Why the Web Became Illegal in Europe Yesterday
At midnight last Wednesday most websites based inside the European Union became illegal.
From that moment, using a website based in the EU was supposed to be much less creepy. The law requires sites based in any nation of the political and economic club to ask people’s permission before installing a “cookie” onto their computers that can identify when they return to a site, or even track their movements across the Web.
As Bloomberg explained earlier this week, the goals of the legislation are worthy:
“The EU is cracking down on companies invading Web users’ privacy, by promising people more control over their data and harsher sanctions, including criminal penalties, against violations.”
Yet cookies come in many shapes and sizes and are ubiquitous online. Sites that offer shopping or carry advertising use it particularly heavily, to track products a person looked at or data that helps targets ads. As a result, the EU law has the Web’s biggest companies worried, reported the FT:
“[C]ompanies such as Facebook and Google are particularly concerned that the new laws could put their businesses in jeopardy, and advertisers are worried that the market for highly targeted Internet advertising–worth nearly £100m a year in the UK alone– could be damaged.”

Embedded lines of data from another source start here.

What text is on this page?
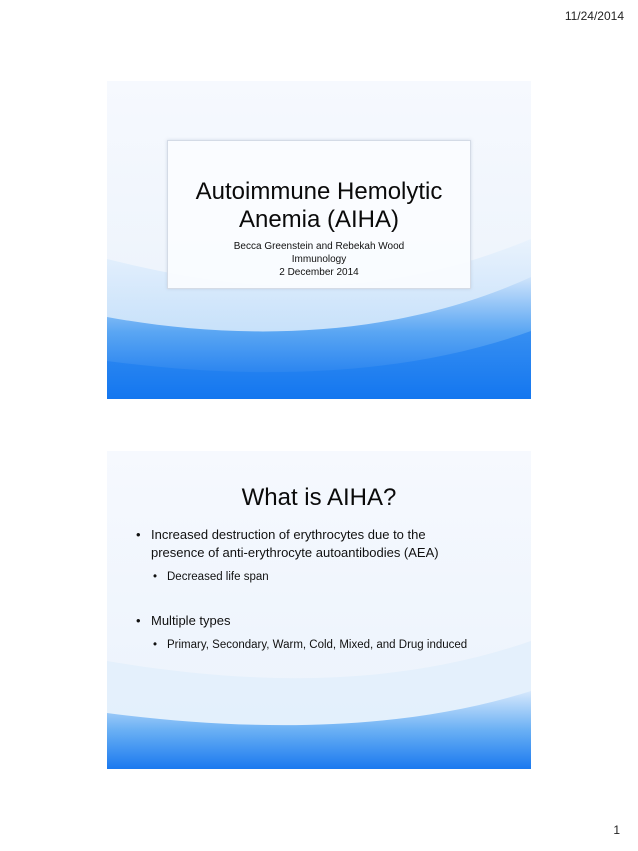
11/24/2014
Autoimmune Hemolytic
Anemia (AIHA)
Becca Greenstein and Rebekah Wood
Immunology
2 December 2014
What is AIHA?
• Increased destruction of erythrocytes due to the presence of anti-erythrocyte autoantibodies (AEA)
• Decreased life span
• Multiple types
• Primary, Secondary, Warm, Cold, Mixed, and Drug induced
1
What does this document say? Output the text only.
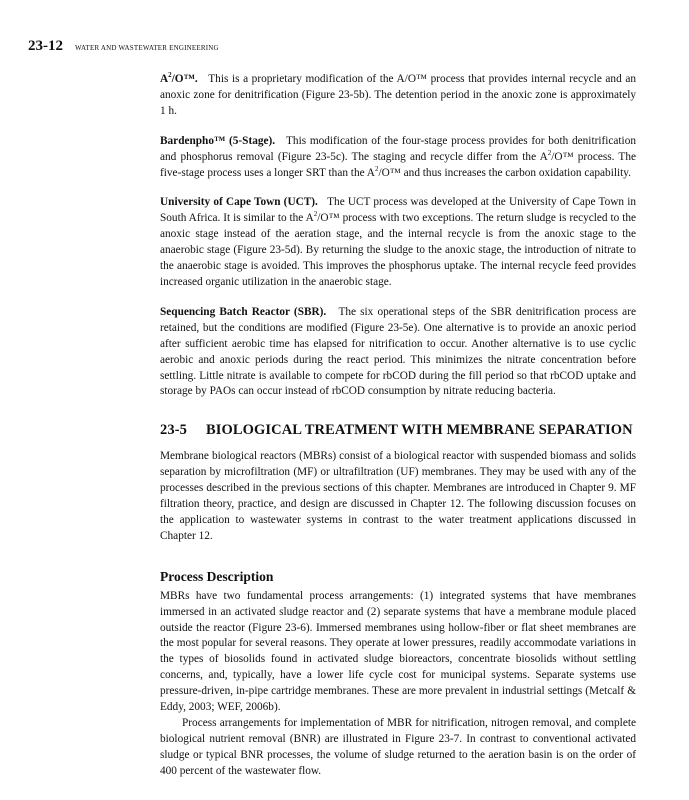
23-12 WATER AND WASTEWATER ENGINEERING

$A^2/O™$. This is a proprietary modification of the A/O™ process that provides internal recycle and an anoxic zone for denitrification (Figure 23-5b). The detention period in the anoxic zone is approximately 1 h.

Bardenpho™ (5-Stage). This modification of the four-stage process provides for both denitrification and phosphorus removal (Figure 23-5c). The staging and recycle differ from the $A^2/O™$ process. The five-stage process uses a longer SRT than the $A^2/O™$ and thus increases the carbon oxidation capability.

University of Cape Town (UCT). The UCT process was developed at the University of Cape Town in South Africa. It is similar to the $A^2/O™$ process with two exceptions. The return sludge is recycled to the anoxic stage instead of the aeration stage, and the internal recycle is from the anoxic stage to the anaerobic stage (Figure 23-5d). By returning the sludge to the anoxic stage, the introduction of nitrate to the anaerobic stage is avoided. This improves the phosphorus uptake. The internal recycle feed provides increased organic utilization in the anaerobic stage.

Sequencing Batch Reactor (SBR). The six operational steps of the SBR denitrification process are retained, but the conditions are modified (Figure 23-5e). One alternative is to provide an anoxic period after sufficient aerobic time has elapsed for nitrification to occur. Another alternative is to use cyclic aerobic and anoxic periods during the react period. This minimizes the nitrate concentration before settling. Little nitrate is available to compete for rbCOD during the fill period so that rbCOD uptake and storage by PAOs can occur instead of rbCOD consumption by nitrate reducing bacteria.

23-5 BIOLOGICAL TREATMENT WITH MEMBRANE SEPARATION

Membrane biological reactors (MBRs) consist of a biological reactor with suspended biomass and solids separation by microfiltration (MF) or ultrafiltration (UF) membranes. They may be used with any of the processes described in the previous sections of this chapter. Membranes are introduced in Chapter 9. MF filtration theory, practice, and design are discussed in Chapter 12. The following discussion focuses on the application to wastewater systems in contrast to the water treatment applications discussed in Chapter 12.

Process Description

MBRs have two fundamental process arrangements: (1) integrated systems that have membranes immersed in an activated sludge reactor and (2) separate systems that have a membrane module placed outside the reactor (Figure 23-6). Immersed membranes using hollow-fiber or flat sheet membranes are the most popular for several reasons. They operate at lower pressures, readily accommodate variations in the types of biosolids found in activated sludge bioreactors, concentrate biosolids without settling concerns, and, typically, have a lower life cycle cost for municipal systems. Separate systems use pressure-driven, in-pipe cartridge membranes. These are more prevalent in industrial settings (Metcalf & Eddy, 2003; WEF, 2006b).

Process arrangements for implementation of MBR for nitrification, nitrogen removal, and complete biological nutrient removal (BNR) are illustrated in Figure 23-7. In contrast to conventional activated sludge or typical BNR processes, the volume of sludge returned to the aeration basin is on the order of 400 percent of the wastewater flow.
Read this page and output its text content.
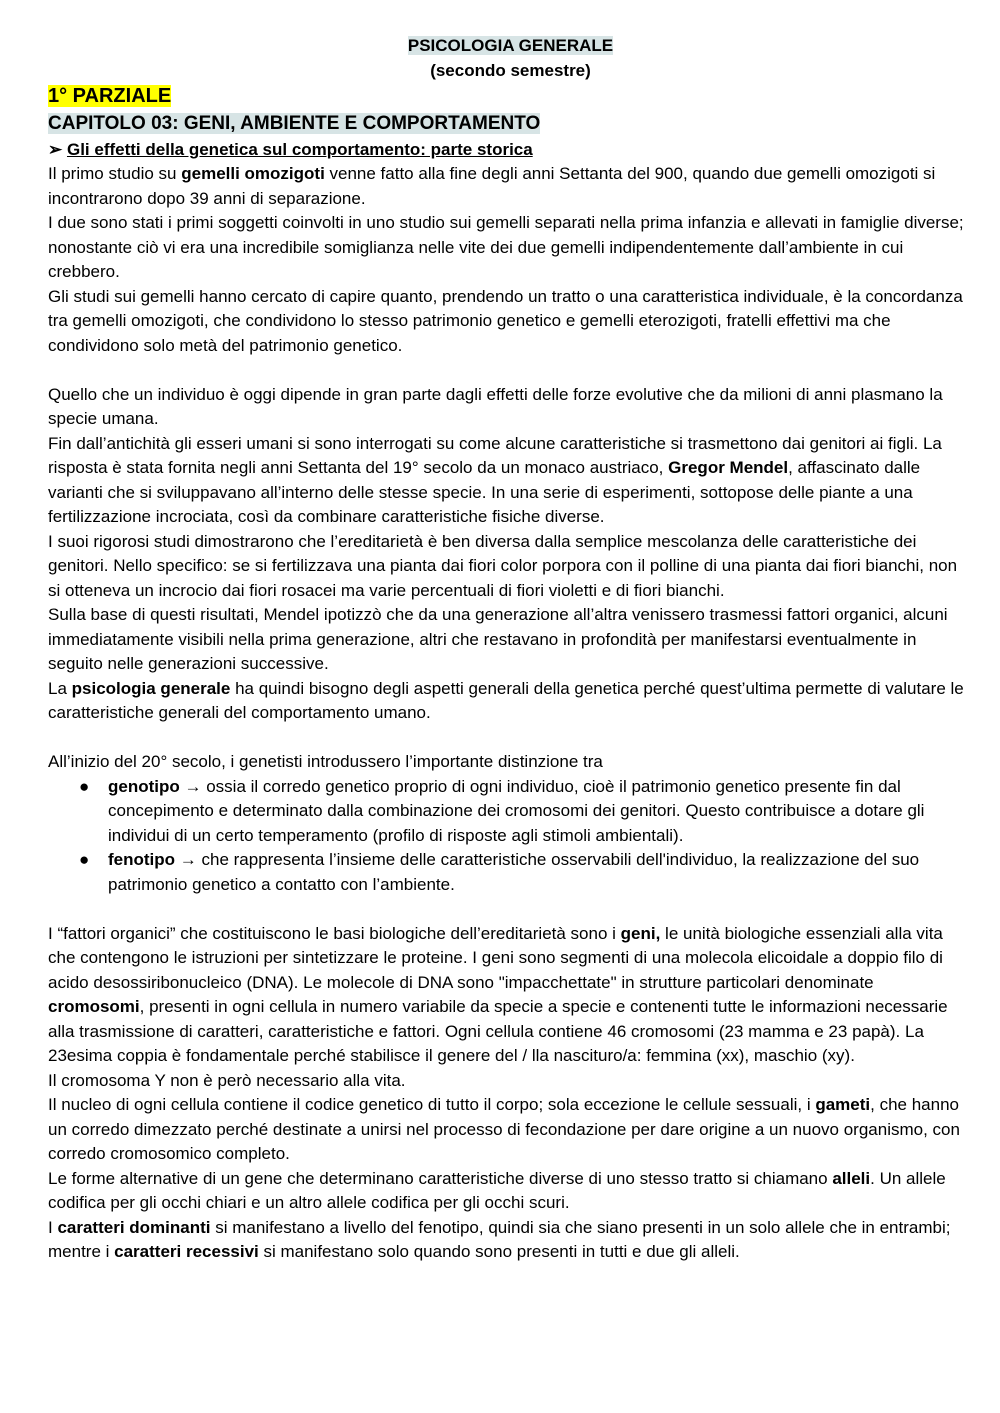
PSICOLOGIA GENERALE
(secondo semestre)
1° PARZIALE
CAPITOLO 03: GENI, AMBIENTE E COMPORTAMENTO
➢ Gli effetti della genetica sul comportamento: parte storica

Il primo studio su gemelli omozigoti venne fatto alla fine degli anni Settanta del 900, quando due gemelli omozigoti si incontrarono dopo 39 anni di separazione.

I due sono stati i primi soggetti coinvolti in uno studio sui gemelli separati nella prima infanzia e allevati in famiglie diverse; nonostante ciò vi era una incredibile somiglianza nelle vite dei due gemelli indipendentemente dall’ambiente in cui crebbero.

Gli studi sui gemelli hanno cercato di capire quanto, prendendo un tratto o una caratteristica individuale, è la concordanza tra gemelli omozigoti, che condividono lo stesso patrimonio genetico e gemelli eterozigoti, fratelli effettivi ma che condividono solo metà del patrimonio genetico.

Quello che un individuo è oggi dipende in gran parte dagli effetti delle forze evolutive che da milioni di anni plasmano la specie umana.

Fin dall’antichità gli esseri umani si sono interrogati su come alcune caratteristiche si trasmettono dai genitori ai figli. La risposta è stata fornita negli anni Settanta del 19° secolo da un monaco austriaco, Gregor Mendel, affascinato dalle varianti che si sviluppavano all’interno delle stesse specie. In una serie di esperimenti, sottopose delle piante a una fertilizzazione incrociata, così da combinare caratteristiche fisiche diverse.

I suoi rigorosi studi dimostrarono che l’ereditarietà è ben diversa dalla semplice mescolanza delle caratteristiche dei genitori. Nello specifico: se si fertilizzava una pianta dai fiori color porpora con il polline di una pianta dai fiori bianchi, non si otteneva un incrocio dai fiori rosacei ma varie percentuali di fiori violetti e di fiori bianchi.

Sulla base di questi risultati, Mendel ipotizzò che da una generazione all’altra venissero trasmessi fattori organici, alcuni immediatamente visibili nella prima generazione, altri che restavano in profondità per manifestarsi eventualmente in seguito nelle generazioni successive.

La psicologia generale ha quindi bisogno degli aspetti generali della genetica perché quest’ultima permette di valutare le caratteristiche generali del comportamento umano.

All’inizio del 20° secolo, i genetisti introdussero l’importante distinzione tra

● genotipo → ossia il corredo genetico proprio di ogni individuo, cioè il patrimonio genetico presente fin dal concepimento e determinato dalla combinazione dei cromosomi dei genitori. Questo contribuisce a dotare gli individui di un certo temperamento (profilo di risposte agli stimoli ambientali).
● fenotipo → che rappresenta l’insieme delle caratteristiche osservabili dell'individuo, la realizzazione del suo patrimonio genetico a contatto con l’ambiente.

I “fattori organici” che costituiscono le basi biologiche dell’ereditarietà sono i geni, le unità biologiche essenziali alla vita che contengono le istruzioni per sintetizzare le proteine. I geni sono segmenti di una molecola elicoidale a doppio filo di acido desossiribonucleico (DNA). Le molecole di DNA sono "impacchettate" in strutture particolari denominate cromosomi, presenti in ogni cellula in numero variabile da specie a specie e contenenti tutte le informazioni necessarie alla trasmissione di caratteri, caratteristiche e fattori. Ogni cellula contiene 46 cromosomi (23 mamma e 23 papà). La 23esima coppia è fondamentale perché stabilisce il genere del / lla nascituro/a: femmina (xx), maschio (xy).

Il cromosoma Y non è però necessario alla vita.

Il nucleo di ogni cellula contiene il codice genetico di tutto il corpo; sola eccezione le cellule sessuali, i gameti, che hanno un corredo dimezzato perché destinate a unirsi nel processo di fecondazione per dare origine a un nuovo organismo, con corredo cromosomico completo.

Le forme alternative di un gene che determinano caratteristiche diverse di uno stesso tratto si chiamano alleli. Un allele codifica per gli occhi chiari e un altro allele codifica per gli occhi scuri.

I caratteri dominanti si manifestano a livello del fenotipo, quindi sia che siano presenti in un solo allele che in entrambi; mentre i caratteri recessivi si manifestano solo quando sono presenti in tutti e due gli alleli.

Despite the passing of this week’s deadline, those companies likely won’t face prosecution for foisting cookies on unsuspecting users yet. All EU nations were supposed to have implemented the law by midnight Wednesday, but as the Register reported, hardly any have done so:
“At the end of yesterday, only Estonia and Denmark had notified the Commission, with officials in those states confirming that they had transposed all of the EC measures on internet cookies into their national law.”
That leaves 25 nations that have not, and website operators in a tailspin of uncertainty about whether or how they should change their cookie-pushing behavior. Some countries, such as the U.K., have stated they will delay implementing the new law and wish to cause minimum disruption to the Web as we know it. But the underlying EU law cannot now be turned back.
Its rules do allow cookies “strictly necessary for a service requested by a user” to be foisted on people without their knowledge. That would seem to cover the cookies that help online stores track the contents of your shopping baskets. But what about the targeted ads that support the existence of websites of all kinds?
One blogger created a joking-but-serious preview of what requests for cookie installs might look like, hitting visitors with popups with warnings such as:
“Posts on this site sometimes carry videos from third party sites such as YouTube, which use cookies to record your interest in LOLCATS and people skiing into trees. Don’t you not agree to us not storing this information?”
A less shrill attempt to obey the new rules can be seen on this U.K. government website, but the warning is still intrusive and confusing. One alternative is for the cookie negotiation process to be handled by browsers to offer users a smoother experience, reported the BBC, saying the U.K. government had turned to browser makers for help.
One option would be to fold the EU rules into the “do not track” features being developed for every major browser, which certain kinds of cookie. Unfortunately, technology that can track people online without using cookies is already being created and may leave both the EU’s law and “do not track” toothless.